Chegando ao prédio da gravadora Universal em Manhattan em uma noite escura e fria, Madonna parecia uma princesa malcriada que veio dar uma lição em seus peões. É uma imagem acentuada não apenas pelo figurino – um blazer preto feito sob medida, com braçadeiras; um apito prateado Chanel, pendurado em um colar, luvas de seda na cor berinjela com um anel de diamantes em formato de caveira –, mas também o empregado que a segue, carregando uma antiga garrafa de vidro com um laço preto amarrado no pescoço. Parece vindo de um desenho, mas é apenas tequila. “Vamos brincar de um jogo com bebida”, anunciou Madonna, colocando dois copos de shots na mesa. “Se você fizer uma pergunta idiota, terá que beber. Mas se fizer uma pergunta incrível, eu terei que beber”. Pausa dramática. “Eu tomarei as decisões, no entanto.”
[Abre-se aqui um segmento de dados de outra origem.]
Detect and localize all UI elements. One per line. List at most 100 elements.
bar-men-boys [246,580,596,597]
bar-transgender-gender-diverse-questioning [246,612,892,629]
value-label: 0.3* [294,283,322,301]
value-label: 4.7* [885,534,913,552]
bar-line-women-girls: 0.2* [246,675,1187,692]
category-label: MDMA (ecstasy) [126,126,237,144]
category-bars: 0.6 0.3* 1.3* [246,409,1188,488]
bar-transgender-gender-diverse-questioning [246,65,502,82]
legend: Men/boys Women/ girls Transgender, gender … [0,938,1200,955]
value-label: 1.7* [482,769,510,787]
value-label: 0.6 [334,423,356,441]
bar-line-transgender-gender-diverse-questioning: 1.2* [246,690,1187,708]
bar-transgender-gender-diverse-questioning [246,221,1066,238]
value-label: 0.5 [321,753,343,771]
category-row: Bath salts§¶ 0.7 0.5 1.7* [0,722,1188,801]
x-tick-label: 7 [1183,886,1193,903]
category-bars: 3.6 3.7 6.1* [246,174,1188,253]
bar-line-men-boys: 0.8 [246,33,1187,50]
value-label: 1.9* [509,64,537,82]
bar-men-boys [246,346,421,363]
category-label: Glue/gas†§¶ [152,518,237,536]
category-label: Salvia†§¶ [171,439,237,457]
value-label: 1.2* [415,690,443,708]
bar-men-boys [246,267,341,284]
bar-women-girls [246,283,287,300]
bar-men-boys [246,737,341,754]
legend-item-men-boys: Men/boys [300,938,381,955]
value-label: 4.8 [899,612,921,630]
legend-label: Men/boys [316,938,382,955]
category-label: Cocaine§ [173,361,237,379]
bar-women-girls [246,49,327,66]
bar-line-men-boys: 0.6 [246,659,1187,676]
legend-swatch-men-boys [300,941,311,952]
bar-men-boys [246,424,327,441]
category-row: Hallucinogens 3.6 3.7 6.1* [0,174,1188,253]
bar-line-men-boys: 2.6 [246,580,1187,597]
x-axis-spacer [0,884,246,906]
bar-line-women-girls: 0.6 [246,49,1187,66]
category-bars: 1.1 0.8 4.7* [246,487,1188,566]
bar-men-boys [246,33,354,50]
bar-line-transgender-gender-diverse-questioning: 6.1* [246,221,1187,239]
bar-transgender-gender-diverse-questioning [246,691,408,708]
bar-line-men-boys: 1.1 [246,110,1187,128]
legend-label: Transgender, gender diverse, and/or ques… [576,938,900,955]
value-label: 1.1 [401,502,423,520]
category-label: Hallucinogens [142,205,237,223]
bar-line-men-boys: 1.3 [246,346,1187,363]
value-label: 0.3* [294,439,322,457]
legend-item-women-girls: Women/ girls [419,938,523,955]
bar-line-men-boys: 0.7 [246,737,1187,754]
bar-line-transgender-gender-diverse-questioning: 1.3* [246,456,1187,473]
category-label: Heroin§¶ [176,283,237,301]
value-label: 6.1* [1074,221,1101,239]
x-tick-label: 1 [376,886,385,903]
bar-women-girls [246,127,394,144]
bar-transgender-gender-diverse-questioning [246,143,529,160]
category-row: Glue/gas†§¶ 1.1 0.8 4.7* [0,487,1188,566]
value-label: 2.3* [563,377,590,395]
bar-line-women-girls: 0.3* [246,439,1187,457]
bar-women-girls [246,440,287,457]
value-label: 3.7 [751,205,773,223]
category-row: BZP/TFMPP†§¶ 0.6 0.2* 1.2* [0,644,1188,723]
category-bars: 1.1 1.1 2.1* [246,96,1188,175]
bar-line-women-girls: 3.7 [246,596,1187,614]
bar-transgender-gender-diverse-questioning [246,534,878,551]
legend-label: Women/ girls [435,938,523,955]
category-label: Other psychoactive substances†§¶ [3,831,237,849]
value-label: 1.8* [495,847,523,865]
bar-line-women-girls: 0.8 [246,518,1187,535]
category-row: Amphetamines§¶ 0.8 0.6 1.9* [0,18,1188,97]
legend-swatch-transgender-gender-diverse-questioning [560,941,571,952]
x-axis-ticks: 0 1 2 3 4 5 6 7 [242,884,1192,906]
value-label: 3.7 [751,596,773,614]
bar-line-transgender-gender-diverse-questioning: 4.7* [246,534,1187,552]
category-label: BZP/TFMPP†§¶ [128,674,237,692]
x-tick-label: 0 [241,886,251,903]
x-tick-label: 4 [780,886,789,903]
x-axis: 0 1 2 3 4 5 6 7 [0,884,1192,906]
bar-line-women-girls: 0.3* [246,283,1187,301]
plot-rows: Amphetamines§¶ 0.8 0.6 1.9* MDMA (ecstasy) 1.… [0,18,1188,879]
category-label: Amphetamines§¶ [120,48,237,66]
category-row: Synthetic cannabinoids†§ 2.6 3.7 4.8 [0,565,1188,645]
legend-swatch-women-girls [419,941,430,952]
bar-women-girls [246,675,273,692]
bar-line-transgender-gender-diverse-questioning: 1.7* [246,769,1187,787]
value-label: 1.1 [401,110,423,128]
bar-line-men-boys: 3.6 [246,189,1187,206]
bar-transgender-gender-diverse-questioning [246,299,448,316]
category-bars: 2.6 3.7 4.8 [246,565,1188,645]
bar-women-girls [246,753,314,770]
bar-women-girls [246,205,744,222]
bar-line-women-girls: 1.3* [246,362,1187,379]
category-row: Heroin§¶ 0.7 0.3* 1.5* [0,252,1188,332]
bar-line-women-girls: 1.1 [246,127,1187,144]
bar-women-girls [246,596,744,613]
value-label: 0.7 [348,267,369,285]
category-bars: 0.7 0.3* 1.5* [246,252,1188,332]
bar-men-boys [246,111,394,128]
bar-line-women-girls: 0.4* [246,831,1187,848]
Madonna não chegou a beber, mas ninguém ficou bêbado. Ao invés disso, após relaxar em um sofá de couro branco, toda confortável e aos 56 anos: o corpo, como sempre, na melhor forma; e os lindos olhos azuis nunca perdem um ângulo. Assim, ela falou de sexo, maternidade, religião e Rebel Heart, o 13º álbum de estúdio. Retornando ao Pop, depois do álbum eletrônico MDNA, de 2012 (que vendeu 539 mil cópias, de acordo com a Nielsen Music), Rebel Heart traz os convidados especiais Kanye West, Nicki Minaj, Nas e Mike Tyson; e produtores como Diplo e Avicii. As faixas têm o nome das mais antigas obsessões dela, como S.E.X. e Holy Water (Água Benta).
Madonna já se casou duas vezes: com o ator Sean Penn e com o diretor Guy Ritchie, e continua focada na maternidade dos quatro filhos (Lourdes, 18; Rocco, 14; e os Malawianos David e Mercy James, ambos com 9 anos). Porém, hoje, ela é uma mulher livre, morando em Nova York e curtindo a vida (ela namorou o coreógrafo Timor Steffens, de 26 anos, no ano passado). A apresentação do primeiro single de Rebel Heart no Grammy, vestida de Matadora sexy, representa o lado divertido do trabalho dela; fazer um álbum é o difícil.
“Me sinto uma professorinha”, explica ela, se referindo aos vários colaboradores que ela liderou. “Kanye, por exemplo, tem ideias excelentes, mas é difícil fazê-lo prestar atenção. Então, o meu trabalho era mantê-lo focado. Eu era a senhora andando com a prancheta, dizendo: ‘Gente, vocês podem voltar pro estúdio? Vamos terminar a canção. Como assim, vocês estão indo a um ensaio fotográfico? Como assim, vocês têm um evento de tapete vermelho pra ir? Saiam do telefone! Dá pra sair do Twitter? Esperem, não terminamos!’”.
VOCÊ CITA ALGUMAS DAS SUAS CANÇÕES MAIS FAMOSAS – LIKE A VIRGIN, JUSTIFY MY LOVE, RAY OF LIGHT, SÓ PRA CITAR ALGUMAS – EM VENI VIDI VICI, E MENCIONA VOGUE NA CANÇÃO HOLY WATER. POR QUE CITAR SEU PRÓPRIO TRABALHO?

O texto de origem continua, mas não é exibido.